Some of the laboratory investigations advised may include examination of the fluid within the knee joint and general blood tests. Radiographs of the knee alongwith MRI and CT scan may be advised when required to confirm the diagnosis or rule out the presence of other abnormalities.1–3
Treatment of knee pain
Knee pain related to overuse at home or due to physical activities generally respond to certain simple steps such as rest. Weight-bearing exercises or lifting heavy objects must be avoided till the pain is reduced. Applying ice packs for about 15 min once in an hour initially and 3–4 times in a day after that also helps in reducing the pain and swelling. The knee must be rested at an elevated position while sitting or lying down. Crepe bandages or elastic sleeves available as over-the-counter products may be applied on the knees to reduce the swelling. Common painkillers such as acetaminophen or ibuprofen that are also available over-the-counter are helpful in reducing the pain. However, a doctor should always be consulted when:
- The pain is severe
- Fever associated with significant swelling and redness of the knee joint is noticed
- Symptoms do not improve after 2–3 days of home treatment
- Visible deformation of the joint is present
- There is a clicking or popping sound heard when the knee is bent or flexed
The treatment of knee pain due to other causes depends on the cause and the severity of the condition. Individuals with mild-to-moderate type of pain with no underlying pathology may be advised to take certain stronger painkillers or other drugs that belong to the group of corticosteroids or other specific groups. Knee pain due to specific underlying disorders such as rheumatoid arthritis is treated with disease specific therapeutic modalities.2, 4
Alternative Therapy for knee pain
Alternative therapies such as ice packs, physiotherapy and acupuncture may be advised as an adjunct to the medical management protocols.
Prevention of knee pain
Although the occurrence of underlying disorders cannot be prevented effectively, knee pain arising from trauma or overuse can be prevented to a major extent. Performing physical activities and exercise within one’s capability will decrease the strain on the joints and the associated structures. Warming up exercises and stretching before sports is always advised. Wearing proper footwear prevents injuries that occur due to slipping or twisting.

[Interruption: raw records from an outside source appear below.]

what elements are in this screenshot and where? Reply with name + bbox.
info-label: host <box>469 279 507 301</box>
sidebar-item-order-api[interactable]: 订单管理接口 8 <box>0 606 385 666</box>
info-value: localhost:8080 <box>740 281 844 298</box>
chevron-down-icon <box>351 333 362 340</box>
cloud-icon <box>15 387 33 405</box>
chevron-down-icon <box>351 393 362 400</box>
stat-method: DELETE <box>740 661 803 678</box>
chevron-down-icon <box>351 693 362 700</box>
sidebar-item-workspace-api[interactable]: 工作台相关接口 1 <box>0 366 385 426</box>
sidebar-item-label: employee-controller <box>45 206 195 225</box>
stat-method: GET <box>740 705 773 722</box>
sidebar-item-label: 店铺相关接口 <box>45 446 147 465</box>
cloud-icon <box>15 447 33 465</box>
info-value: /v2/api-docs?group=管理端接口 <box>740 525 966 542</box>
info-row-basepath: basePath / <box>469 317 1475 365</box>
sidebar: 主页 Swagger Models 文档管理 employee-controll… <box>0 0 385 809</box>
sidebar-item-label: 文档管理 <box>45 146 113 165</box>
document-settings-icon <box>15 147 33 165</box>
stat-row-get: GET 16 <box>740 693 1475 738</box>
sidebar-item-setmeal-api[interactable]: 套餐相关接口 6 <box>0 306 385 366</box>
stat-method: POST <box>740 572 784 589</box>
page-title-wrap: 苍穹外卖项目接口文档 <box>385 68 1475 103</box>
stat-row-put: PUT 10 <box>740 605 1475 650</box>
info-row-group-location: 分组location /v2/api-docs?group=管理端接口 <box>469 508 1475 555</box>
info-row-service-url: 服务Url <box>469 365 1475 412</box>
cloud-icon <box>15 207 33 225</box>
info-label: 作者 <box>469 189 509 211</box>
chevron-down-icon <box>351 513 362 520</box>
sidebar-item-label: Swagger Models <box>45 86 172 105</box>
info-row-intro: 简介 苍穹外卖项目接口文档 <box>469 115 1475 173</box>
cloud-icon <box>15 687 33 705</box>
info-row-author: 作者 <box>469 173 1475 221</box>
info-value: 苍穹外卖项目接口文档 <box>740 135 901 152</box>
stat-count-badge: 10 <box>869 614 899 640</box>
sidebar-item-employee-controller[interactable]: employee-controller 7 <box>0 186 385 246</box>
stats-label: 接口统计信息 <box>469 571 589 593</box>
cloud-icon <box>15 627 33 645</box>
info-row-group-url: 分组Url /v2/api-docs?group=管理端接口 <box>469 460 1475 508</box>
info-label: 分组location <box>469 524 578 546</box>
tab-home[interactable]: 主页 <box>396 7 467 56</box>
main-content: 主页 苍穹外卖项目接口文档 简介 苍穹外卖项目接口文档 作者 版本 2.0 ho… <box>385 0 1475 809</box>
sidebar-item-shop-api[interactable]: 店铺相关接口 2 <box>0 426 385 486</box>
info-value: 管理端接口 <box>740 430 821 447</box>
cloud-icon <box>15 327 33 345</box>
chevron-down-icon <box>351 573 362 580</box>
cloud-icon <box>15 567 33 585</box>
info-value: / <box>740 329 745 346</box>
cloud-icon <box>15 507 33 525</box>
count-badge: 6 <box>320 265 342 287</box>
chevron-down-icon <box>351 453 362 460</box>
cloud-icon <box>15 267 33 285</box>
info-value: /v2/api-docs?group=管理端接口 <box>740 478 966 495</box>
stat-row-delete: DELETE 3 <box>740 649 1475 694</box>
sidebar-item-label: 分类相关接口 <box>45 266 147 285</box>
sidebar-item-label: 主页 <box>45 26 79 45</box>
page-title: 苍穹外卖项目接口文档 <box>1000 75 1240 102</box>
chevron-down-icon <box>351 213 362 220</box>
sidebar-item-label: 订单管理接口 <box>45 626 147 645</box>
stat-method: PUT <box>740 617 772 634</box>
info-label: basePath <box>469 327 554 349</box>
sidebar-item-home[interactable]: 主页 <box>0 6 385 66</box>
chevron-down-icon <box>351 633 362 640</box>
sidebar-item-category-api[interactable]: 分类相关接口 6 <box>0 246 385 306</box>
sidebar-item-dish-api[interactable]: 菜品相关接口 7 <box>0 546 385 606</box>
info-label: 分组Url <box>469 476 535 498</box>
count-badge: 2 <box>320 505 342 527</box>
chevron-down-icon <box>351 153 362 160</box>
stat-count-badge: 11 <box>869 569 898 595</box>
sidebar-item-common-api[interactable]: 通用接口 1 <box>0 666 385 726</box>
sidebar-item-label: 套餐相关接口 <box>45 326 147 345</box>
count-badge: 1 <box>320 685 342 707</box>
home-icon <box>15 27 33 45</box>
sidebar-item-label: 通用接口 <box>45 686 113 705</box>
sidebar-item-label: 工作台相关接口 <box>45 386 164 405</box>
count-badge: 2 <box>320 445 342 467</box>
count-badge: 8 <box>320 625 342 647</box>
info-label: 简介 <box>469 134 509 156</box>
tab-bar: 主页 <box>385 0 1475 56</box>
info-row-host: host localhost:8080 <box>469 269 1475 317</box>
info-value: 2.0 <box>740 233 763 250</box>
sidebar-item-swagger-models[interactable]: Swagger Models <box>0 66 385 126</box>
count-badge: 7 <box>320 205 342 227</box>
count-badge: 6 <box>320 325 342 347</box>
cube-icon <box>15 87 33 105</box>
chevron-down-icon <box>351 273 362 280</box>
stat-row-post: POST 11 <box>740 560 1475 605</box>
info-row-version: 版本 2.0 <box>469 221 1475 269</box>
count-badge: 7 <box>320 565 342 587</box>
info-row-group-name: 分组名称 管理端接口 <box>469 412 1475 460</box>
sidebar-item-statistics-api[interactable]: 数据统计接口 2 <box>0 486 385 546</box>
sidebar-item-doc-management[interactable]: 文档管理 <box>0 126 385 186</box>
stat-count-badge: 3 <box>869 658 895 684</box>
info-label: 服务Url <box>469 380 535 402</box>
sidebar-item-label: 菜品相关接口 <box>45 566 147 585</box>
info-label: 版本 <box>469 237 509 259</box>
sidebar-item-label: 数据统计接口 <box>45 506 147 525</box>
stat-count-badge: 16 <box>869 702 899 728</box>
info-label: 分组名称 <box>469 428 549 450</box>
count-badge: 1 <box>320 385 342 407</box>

Complications of knee pain
In the absence of any underlying conditions, there are no complications associated with knee pain other than temporary restriction of movements.
Living with Knee Pain
Although the pain may persist for many months in certain cases, proper care and appropriate therapy helps in reducing the severity of the pain and preventing further complications.
- Hutchens M, Calmbach WL. Evaluation of patients presenting with knee pain: Part II. Differential diagnosis. Am Fam Physician. 2003; 68(5): 917–922.
- Hamer AJ. Pain in the hip and knee. BMJ. 2004; 328(7447): 1067–1069.
- Hutchens M, Calmbach WL. Evaluation of patients presenting with knee pain: Part I. History, physical examination, radiographs, and laboratory tests. Am Fam Physician. 2003; 68(5): 907–912.
- Miller MD (ed.). Review of orthopaedics. Philadelphia: WB Saunders, 2000.